Şimdi gelelim, 1922 İzmir yangınında yangın bölgesinde olmadığı için yanmayan ve 1960 başlarına kadar ayakta kalan 1804 yılında inşa edile Küçük Aya Yani (Agios İoannis Theologos) kilisesinin ilginç öyküsüne.
1804 yılında bu kilisenin yapımı başlar. İnşaat çatı düzeyine kadar gelir. Ancak çevrede bulunan Türkler bu inşaattan hiç hoşnut değillerdir. Kilisenin çatısı yapılırken,  kilisenin doğu tarafında oturan bir Türk, inşa edilen kilisenin kendisinin denizi görmesini engellediğini öne sürerek kilise inşaatının durdurulmasını ister. Bu nedenle kadıya gider. Gavurların  bir kilise değil bir kale inşa ettikleri ve rüyasında Hz. Muhammedi gördüğünü ve peygamberin kendisine binayı yıkmayı emrettiğini kadıya anlatır. Kadı, kilise inşaatının durdurulmasını emreder ve ertesi gün atına biner ve adamları ile kiliseyi yıkmak üzere yola çıkar. Kiliseye giderken sebze pazarında (Lachanopazaro - Lahana pazarı) birden ölür. Bu olay ile birlikte inşaat da durmuştur. Ölen kadıdan sonra gelen kadıya, olasılıkla Rumlar tarafından görüşme isteği gelir, kadı bu görüşmeyi kabul eder. İzmir'in varlıklı Rumları aralarında para toplarlar ve bir kese içine 100 altın sterlin koyup kadıyı ziyarete giderler. Konuları, kilisenin inşaatının tamamlanmasıdır. Giden ekip, kadıya içi para olan keseyi verirler. Kadı kese de ne olduğunu sorar. İçinde para olduğu söylenir. Kadı kızar.para dolu keseyi geri verir. Kilise inşaatına izin verir ve bu aşamadan sonra olacak masrafların yarısının kendisi ( ödenek) tarafından karşılanacağını söyler ve getirdikleri rüşveti geri verir. Kilisenin inşaatı aynı yıl içinde yani 1804 yılında tamamlanır ve kilise ibadete açılır.

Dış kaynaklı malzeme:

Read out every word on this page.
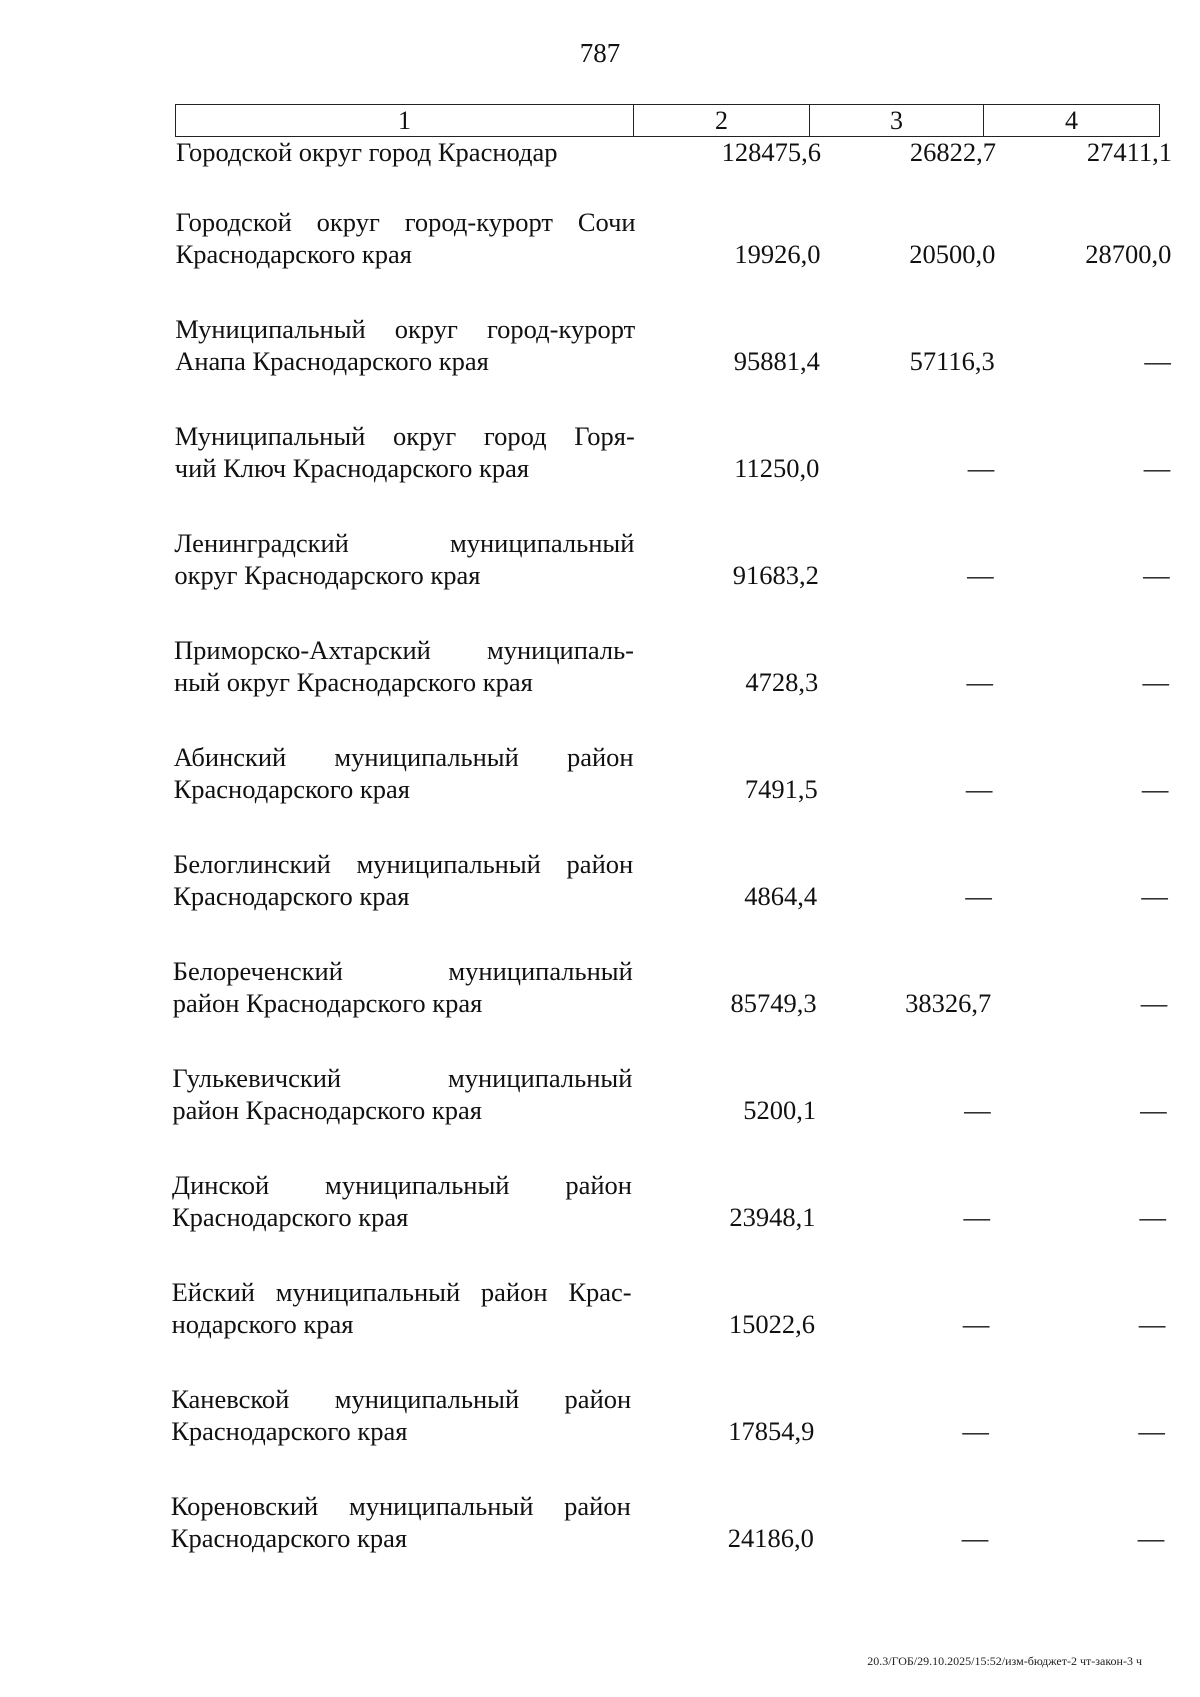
787
1	2	3	4
Городской округ город Краснодар	128475,6	26822,7	27411,1
Городской округ город-курорт Сочи
Краснодарского края	19926,0	20500,0	28700,0
Муниципальный округ город-курорт
Анапа Краснодарского края	95881,4	57116,3	—
Муниципальный округ город Горя-
чий Ключ Краснодарского края	11250,0	—	—
Ленинградский муниципальный
округ Краснодарского края	91683,2	—	—
Приморско-Ахтарский муниципаль-
ный округ Краснодарского края	4728,3	—	—
Абинский муниципальный район
Краснодарского края	7491,5	—	—
Белоглинский муниципальный район
Краснодарского края	4864,4	—	—
Белореченский муниципальный
район Краснодарского края	85749,3	38326,7	—
Гулькевичский муниципальный
район Краснодарского края	5200,1	—	—
Динской муниципальный район
Краснодарского края	23948,1	—	—
Ейский муниципальный район Крас-
нодарского края	15022,6	—	—
Каневской муниципальный район
Краснодарского края	17854,9	—	—
Кореновский муниципальный район
Краснодарского края	24186,0	—	—
20.3/ГОБ/29.10.2025/15:52/изм-бюджет-2 чт-закон-3 ч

Bu kilise günümüzde yoktur.Kilisenin yapısı ve geniş tarihi bu yazının konusu değildir. Ziyaret edildiğinde günümüzde görülebilen yerler ve kalıntılar, bunların bu yazıda anlatılmaktadır.





1835 tarihinden günümüze dek geçen zaman dilimi içerisinde sokaklar bazı ufak değişiklikler dışında hemen hemen aynidir.
Dış görünüşü itibarı ile gösterişli olmadığı söylenen bir kilisedir. Elimizde kilisenin dış yapısını gösteren kapsamlı bir fotoğraf yoktur (Fotoğraf 1)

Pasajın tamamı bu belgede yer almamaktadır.